In North America's Pacific Northwest, archaeologists have extensively researched coastal fish weirs—one of several types of mass fish capture technologies used by precontact peoples—and their role in the development of delayed return economies and implications for social organization. Fish weirs, however, are typically situated in areas that are susceptible to a range of geomorphic and anthropogenic factors that affect their preservation and visibility. Given the importance of these capture facilities to understanding the histories of coastal peoples, a better understanding of these factors, and how they affect the archaeological record, is needed. Using the recently augmented coastal fish weir record in Washington State as a case study, we explore these factors by compiling an expanded database of 22 sites and 36 radiocarbon dates and systematically consider how coastal geomorphological processes operating along the Northwest Coast affect the age and distribution of fish weirs.

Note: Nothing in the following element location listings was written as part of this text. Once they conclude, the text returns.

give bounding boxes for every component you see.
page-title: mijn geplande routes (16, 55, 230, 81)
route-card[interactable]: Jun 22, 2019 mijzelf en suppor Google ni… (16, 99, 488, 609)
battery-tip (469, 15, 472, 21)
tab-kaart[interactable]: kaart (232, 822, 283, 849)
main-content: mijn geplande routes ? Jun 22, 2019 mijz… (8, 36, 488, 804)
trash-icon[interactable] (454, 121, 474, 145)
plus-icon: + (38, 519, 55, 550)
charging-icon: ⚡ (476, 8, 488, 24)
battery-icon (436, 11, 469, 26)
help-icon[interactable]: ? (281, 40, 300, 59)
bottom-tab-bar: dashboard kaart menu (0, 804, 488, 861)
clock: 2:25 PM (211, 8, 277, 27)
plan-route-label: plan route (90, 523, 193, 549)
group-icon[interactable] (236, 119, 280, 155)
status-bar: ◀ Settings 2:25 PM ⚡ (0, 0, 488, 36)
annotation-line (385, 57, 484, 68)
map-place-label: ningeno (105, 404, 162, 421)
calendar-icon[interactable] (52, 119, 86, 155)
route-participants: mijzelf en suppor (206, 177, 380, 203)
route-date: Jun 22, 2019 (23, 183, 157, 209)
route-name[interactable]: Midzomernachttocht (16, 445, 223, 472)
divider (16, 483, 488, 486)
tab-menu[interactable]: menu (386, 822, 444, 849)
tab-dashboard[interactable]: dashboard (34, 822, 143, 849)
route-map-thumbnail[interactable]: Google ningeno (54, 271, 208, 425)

Through this analysis, we argue that regional patterns in cultural use and taphonomy of the construction of fish weirs, as well as human responses to coastal dynamism, must be considered through the lens of geomorphic and anthropogenic factors that affect the coastal margin on a local and regional scale.

ACKNOWLEDGEMENTS

We thank Kurt Perkins for his contribution as co-author a poster outlining an early version of the information presented in this article. Thank you to Paul Solimano and Patrick Reed for providing GIS and graphics support. We greatly appreciate the insights and information shared by Gary Wessen, Laura Phillips, Maurice Major, and Dale Croes. Thank you, too, to our anonymous reviewers for their comments and insights.

Notes

An additional fish capture site in Washington State is not included in our summary discussion: 45CL31, located on a backwater floodplain channel of the Columbia River, ∼160 km upriver from the mouth. The location and context suggests the facility was not an intertidal trap and hence not considered in our review (see Wessen [1983], for additional information).